In her 30 years of militant activism under the umbrella of trans rights, she helped elaborate bills that recognize and protect trans women and sex workers, including the Sex Work Law (Law No. 17.515), Law for the Regulation of the Right to Gender Identity (Law No. 18.620) and the Comprehensive Law for Trans Persons (Law No. 19.684).

== Religion ==
Mariño belonged to the Afro-Brazilian religion Umbanda. She was devoted to the deity Oshun, who represents beauty, love, and femininity. Since Oshun is associated with the number eight, this was Mariño's lucky number.

== Death ==
Mariño was told she would receive the COVID-19 vaccine, and was excited by this. However, it did not come before she caught and died from the illness.

== Recognition ==
Mariño was recognized in Uruguay and the world more broadly for her activism. Her photos are part of the collective memoriabilia of trans people as a part of Archivo Sociedades en Movimiento (ASM). The chant of the 2021 March for Diversity by Cotidiano Mujer remembers Mariño, stating:Hoy en particular, marchamos y recordamos a Gloria Alvez Mariño, compañera entrañable de ATRU fallecida este año. Referente nacional e internacional de la lucha por la diversidad sexual y por los derechos de las personas trans. Hasta siempre Gloria!!!

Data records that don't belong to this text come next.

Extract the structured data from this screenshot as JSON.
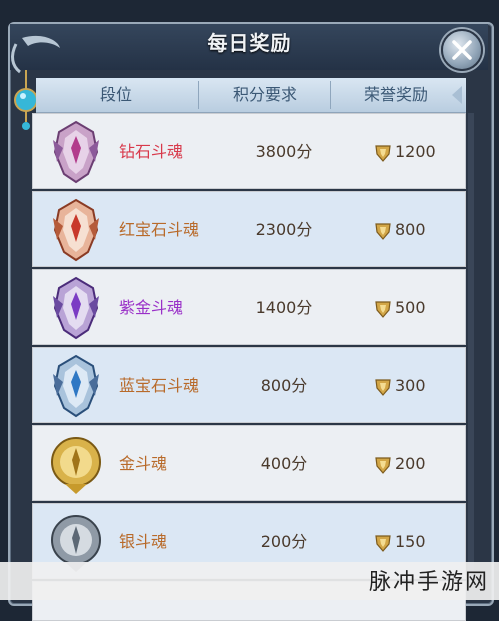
{
  "dialog": {
    "title": "每日奖励"
  },
  "header": {
    "col_rank": "段位",
    "col_points": "积分要求",
    "col_reward": "荣誉奖励"
  },
  "rows": [
    {
      "name": "钻石斗魂",
      "points": "3800分",
      "reward": "1200",
      "name_color": "#d8394b",
      "tier": "diamond"
    },
    {
      "name": "红宝石斗魂",
      "points": "2300分",
      "reward": "800",
      "name_color": "#b86a2a",
      "tier": "ruby"
    },
    {
      "name": "紫金斗魂",
      "points": "1400分",
      "reward": "500",
      "name_color": "#9a30c8",
      "tier": "purple-gold"
    },
    {
      "name": "蓝宝石斗魂",
      "points": "800分",
      "reward": "300",
      "name_color": "#b86a2a",
      "tier": "sapphire"
    },
    {
      "name": "金斗魂",
      "points": "400分",
      "reward": "200",
      "name_color": "#b86a2a",
      "tier": "gold"
    },
    {
      "name": "银斗魂",
      "points": "200分",
      "reward": "150",
      "name_color": "#b86a2a",
      "tier": "silver"
    }
  ],
  "watermark": {
    "text": "脉冲手游网"
  },
  "colors": {
    "accent_blue": "#3b5875",
    "row_light": "#eceff3",
    "row_blue": "#dbe7f4",
    "frame": "#2b3646"
  }
}
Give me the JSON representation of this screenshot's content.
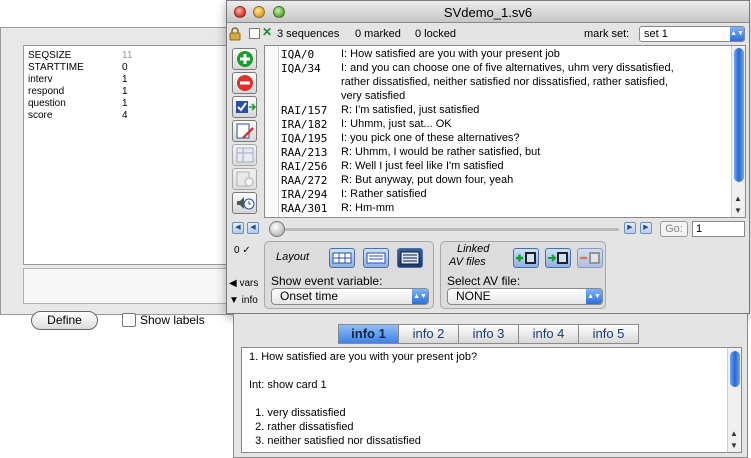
{
  "bg_window": {
    "vars": [
      {
        "name": "SEQSIZE",
        "value": "11",
        "dim": true
      },
      {
        "name": "STARTTIME",
        "value": "0"
      },
      {
        "name": "interv",
        "value": "1"
      },
      {
        "name": "respond",
        "value": "1"
      },
      {
        "name": "question",
        "value": "1"
      },
      {
        "name": "score",
        "value": "4"
      }
    ],
    "define_label": "Define",
    "show_labels": "Show labels"
  },
  "main_window": {
    "title": "SVdemo_1.sv6",
    "seq_count": "3 sequences",
    "marked_count": "0 marked",
    "locked_count": "0 locked",
    "markset_label": "mark set:",
    "markset_value": "set 1",
    "rows": [
      {
        "id": "IQA/0",
        "text": "I: How satisfied are you with your present job"
      },
      {
        "id": "IQA/34",
        "text": "I: and you can choose one of five alternatives, uhm very dissatisfied,"
      },
      {
        "id": "",
        "text": "rather dissatisfied, neither satisfied nor dissatisfied, rather satisfied,"
      },
      {
        "id": "",
        "text": "very satisfied"
      },
      {
        "id": "RAI/157",
        "text": "R: I'm satisfied, just satisfied"
      },
      {
        "id": "IRA/182",
        "text": "I: Uhmm, just sat... OK"
      },
      {
        "id": "IQA/195",
        "text": "I: you pick one of these alternatives?"
      },
      {
        "id": "RAA/213",
        "text": "R: Uhmm, I would be rather satisfied, but"
      },
      {
        "id": "RAI/256",
        "text": "R: Well I just feel like I'm satisfied"
      },
      {
        "id": "RAA/272",
        "text": "R: But anyway, put down four, yeah"
      },
      {
        "id": "IRA/294",
        "text": "I: Rather satisfied"
      },
      {
        "id": "RAA/301",
        "text": "R: Hm-mm"
      }
    ],
    "go_label": "Go:",
    "go_value": "1",
    "zero_mark": "0 ✓",
    "vars_toggle": "◀ vars",
    "info_toggle": "▼ info",
    "layout_title": "Layout",
    "event_var_label": "Show event variable:",
    "event_var_value": "Onset time",
    "av_title_1": "Linked",
    "av_title_2": "AV files",
    "av_file_label": "Select AV file:",
    "av_file_value": "NONE",
    "colors": {
      "accent": "#3f82e6",
      "add": "#1a9c2e",
      "remove": "#d8322a"
    }
  },
  "drawer": {
    "tabs": [
      "info 1",
      "info 2",
      "info 3",
      "info 4",
      "info 5"
    ],
    "active_tab": 0,
    "lines": [
      "1. How satisfied are you with your present job?",
      "",
      "Int: show card 1",
      "",
      "  1. very dissatisfied",
      "  2. rather dissatisfied",
      "  3. neither satisfied nor dissatisfied"
    ]
  }
}
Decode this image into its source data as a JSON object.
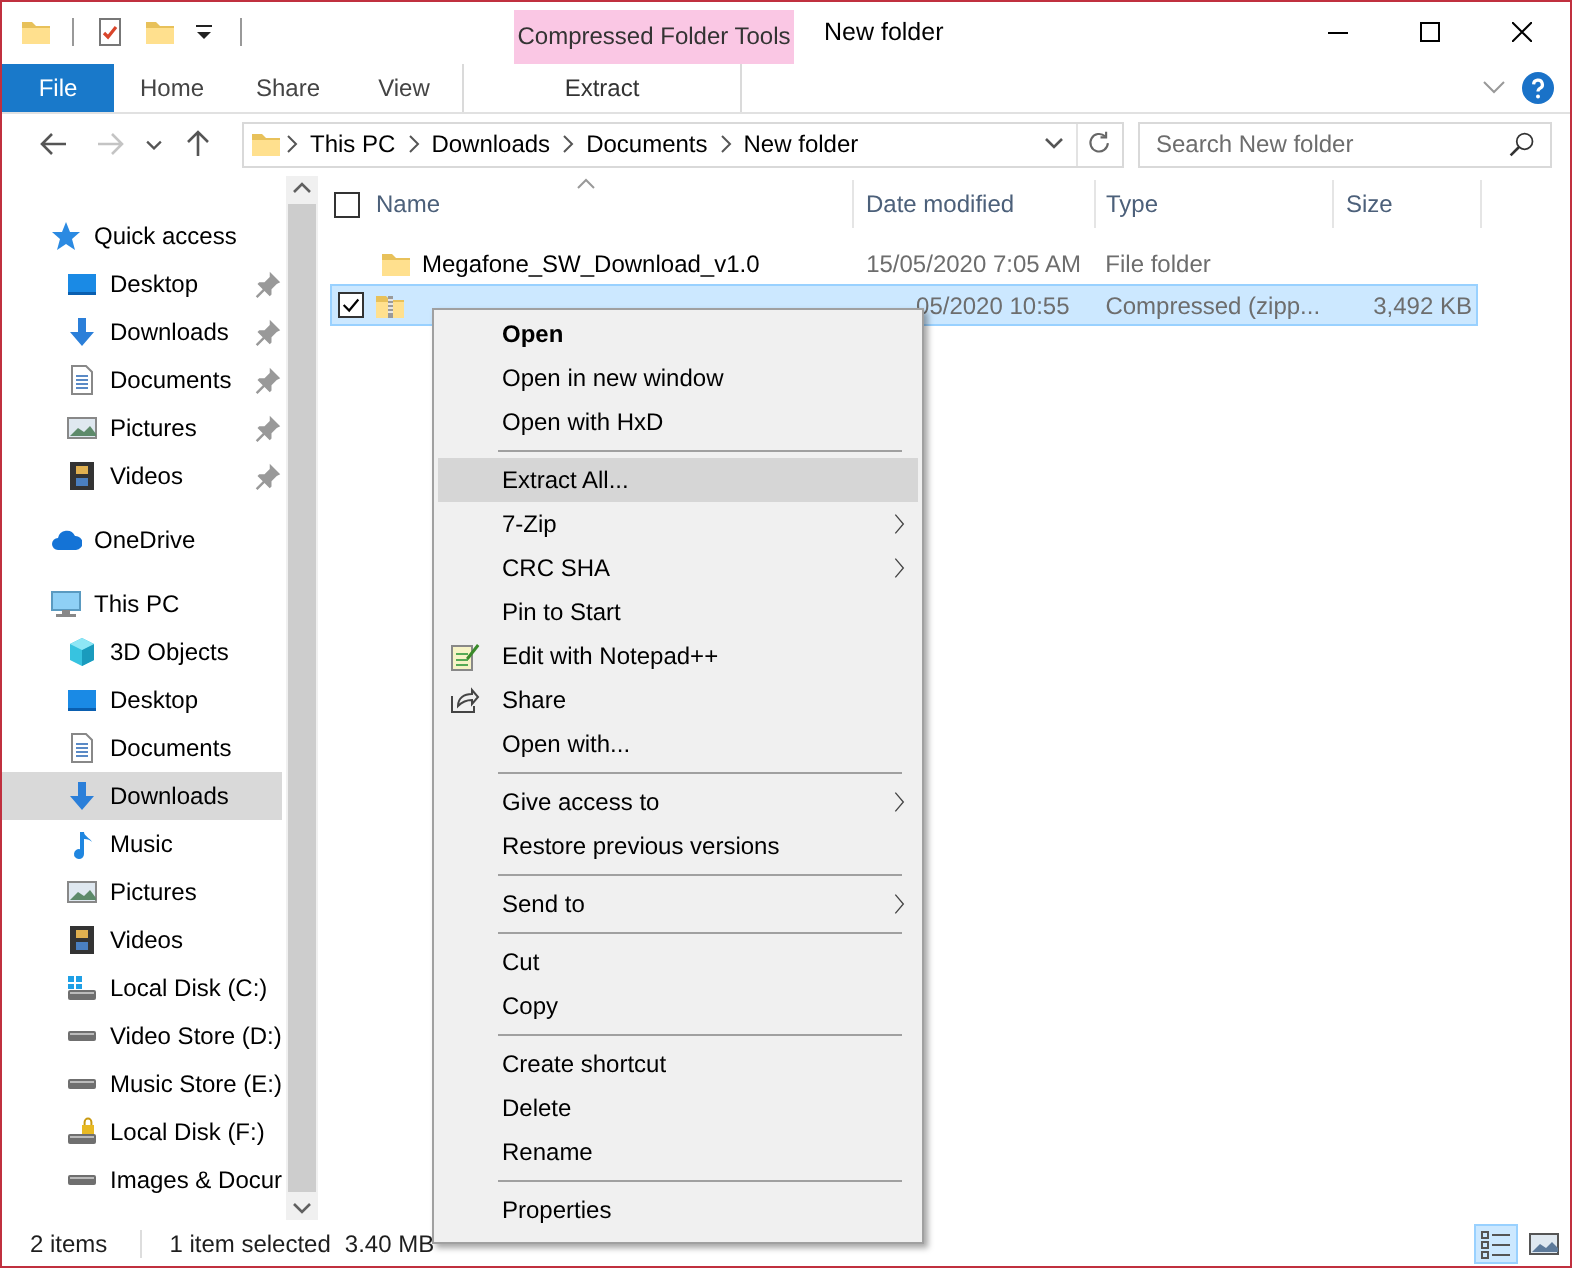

Today in particular, we march and remember Gloria Alvez Mariño, a dear companion of ATRU who died this year. She is a national and international reference in the fight for sexual diversity and for the rights of trans people. Godspeed Gloria!!!Collette Spinetti, the director of the Trans Collective of Uruguay, wrote that "Perder la memoria de Gloria sería perder la historia del movimiento trans" (English: "To lose the memory of Gloria would be to lose the history of the trans movement"). She was honored by Ana Olivera to Uruguayan representatives.